The most practical outcome of the November 1938 meeting
was the elimination of the Jews from the economy and the confiscation of all remaining Jewish factories and businesses. The department stores, major industrial concerns, and merchant banks that had been spared longest were now stripped, closed, or taken over.
13
An additional decree was issued to exclude Jews from the retail trade, crafts, and sales agencies, from managing firms, and from membership in any cooperatives. In a highly significant sentence at the outset of his remarks, Goering invoked directly the Führer’s authority for these steps: “Gentlemen! Today’s meeting is of a decisive character. I have received a letter written on the Führer’s orders by [Martin] Bormann, the chief of staff of the Führer’s deputy, requesting that the Jewish question be now, once and for all, coordinated and solved one way or the other” (
so oder so
).
14
So oder so
was a key Hitler phrase in relation to the Jews—one that intimated that there would be no turning back. Nazi policy had clearly been radicalized by Kristallnacht. In its wake, all Jewish business enterprise, freedom of movement, and social intercourse with Germans was brought to a virtual end.
15
The scale and impunity of the violence had stigmatized the Jews, even more than before, as a pariah people, to be degraded at will, placed outside the ranks of society and the universe of moral obligation. Their existence on German soil was being torn up by the roots. Excluded from using public transport, from going to concerts, theaters, cinemas, shopping centers, beaches, and park benches and even from owning a dog, German Jews were not merely outcasts at the end of 1939: they were
socially dead
people. They could even lose their driving licenses because their presence on the roads might conceivably offend the “German traffic community.” Three years later they would be obliged to wear the yellow stars that were to definitively seal their pariah status.

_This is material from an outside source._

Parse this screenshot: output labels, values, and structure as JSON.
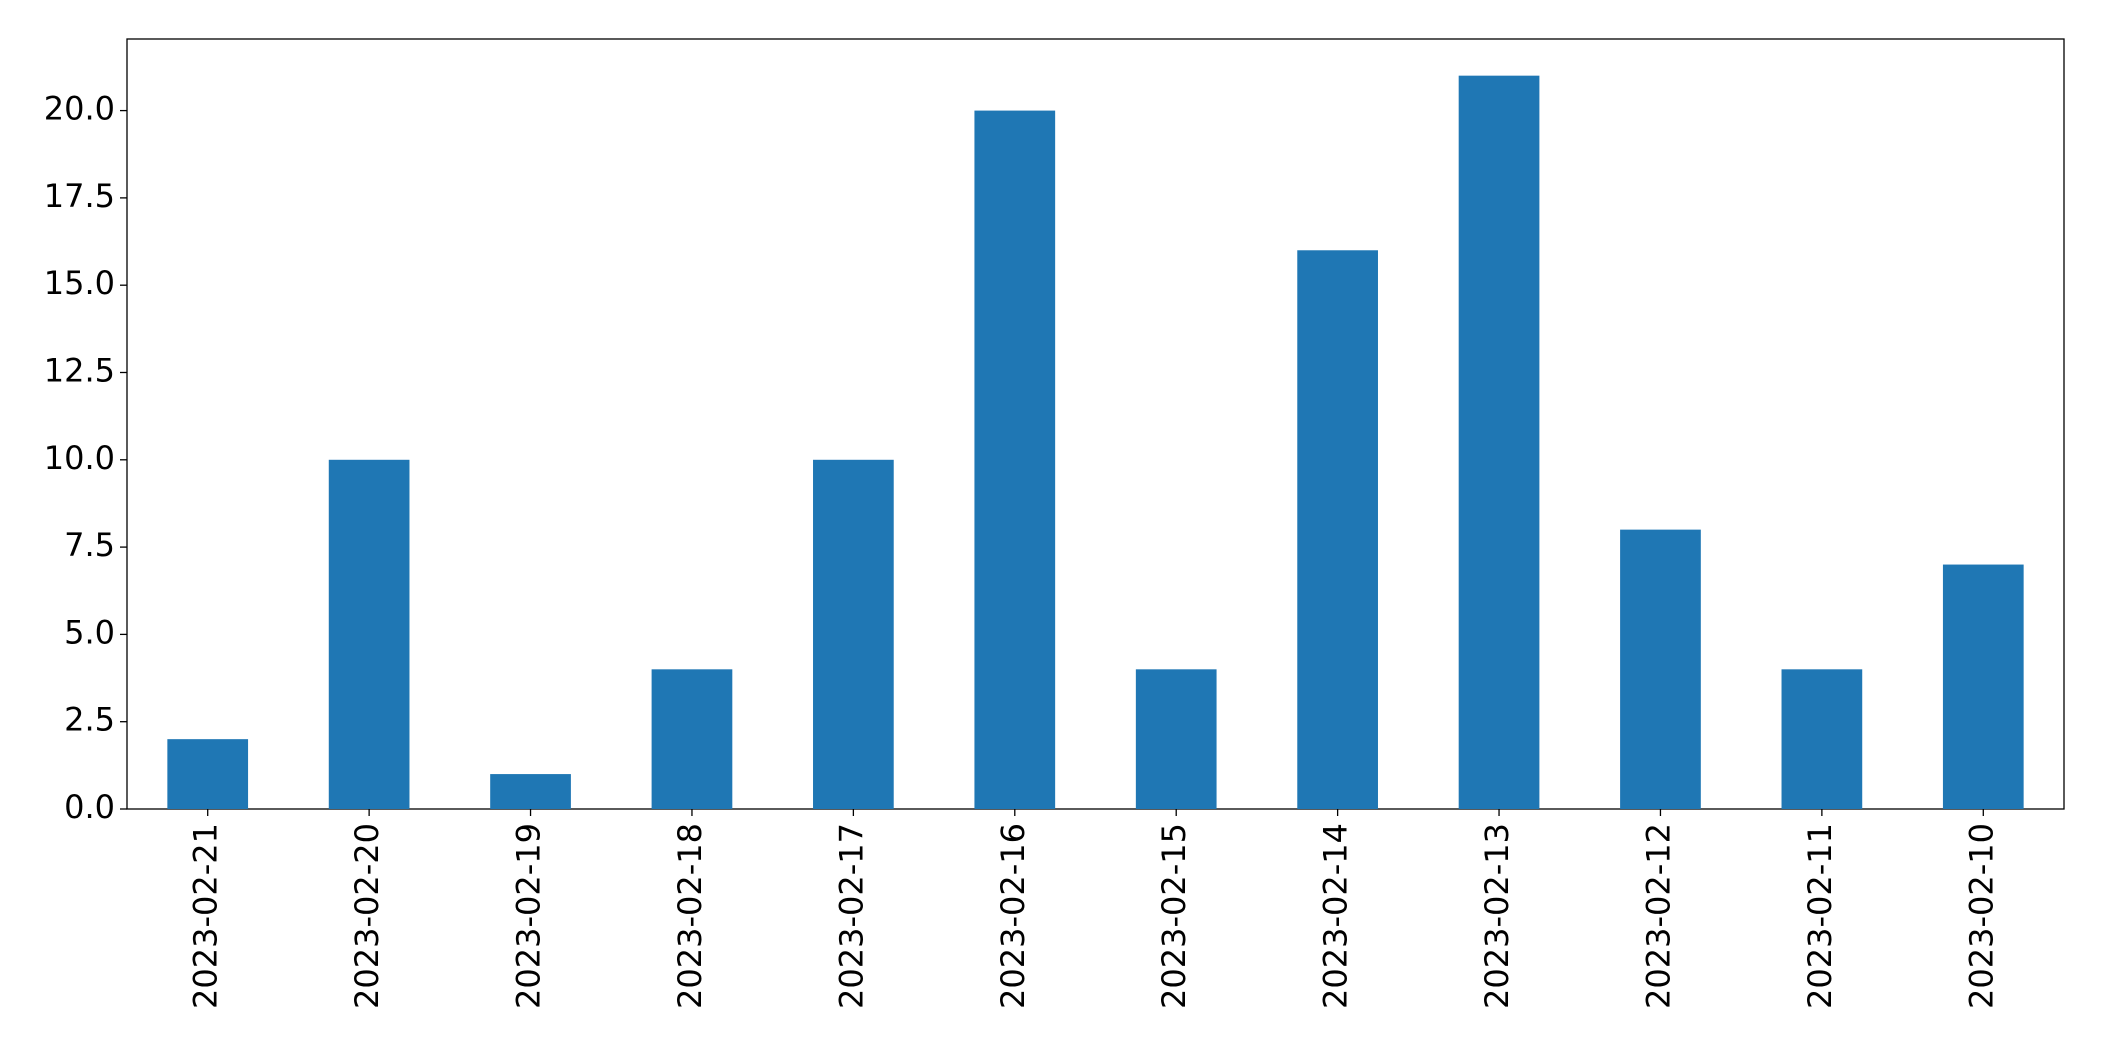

There was an immediate increase in the pressure on German and Austrian Jews to emigrate, which was still official Nazi policy. But there was also an upsurge in attitudes that
hinted at what would eventually climax in the “Final Solution” a few years later. Thus, on 24 November 1938, the SS journal
Das Schwarze Korps
, under the heading
JEWS, WHAT NOW?
prophesied that Germans could not tolerate the presence of hundreds of thousands of Jewish “criminals” and “subhumans” much longer. Mocking the indifference and hypocrisy of the “civilized nations” and “the great screaming of world Jewry,” it called for a solution that went beyond mere segregation. “We would be faced with the hard necessity of exterminating the Jewish underworld in the same way as, under our government of law and order, we are wont to exterminate any other criminals, namely by fire and sword. The result would be the factual and final end of Jewry in Germany, its absolute annihilation.”
16
The mood was ripe for a revival of the apocalyptic anti-Semitism that identified Jews with the criminal “subhuman” underworld. Demonization had accompanied the Nazi campaign against Jewry since 1919, but now it seemed as if the Jews who were still left in Germany could more easily be branded as total outcasts and made to fit existing propaganda stereotypes. As Ian Kershaw has written, this depersonalization accentuated the numbing indifference of German popular opinion “and formed a vital stage between the archaic violence of the pogrom and the rationalised ‘assembly line’ annihilation of the death camps.”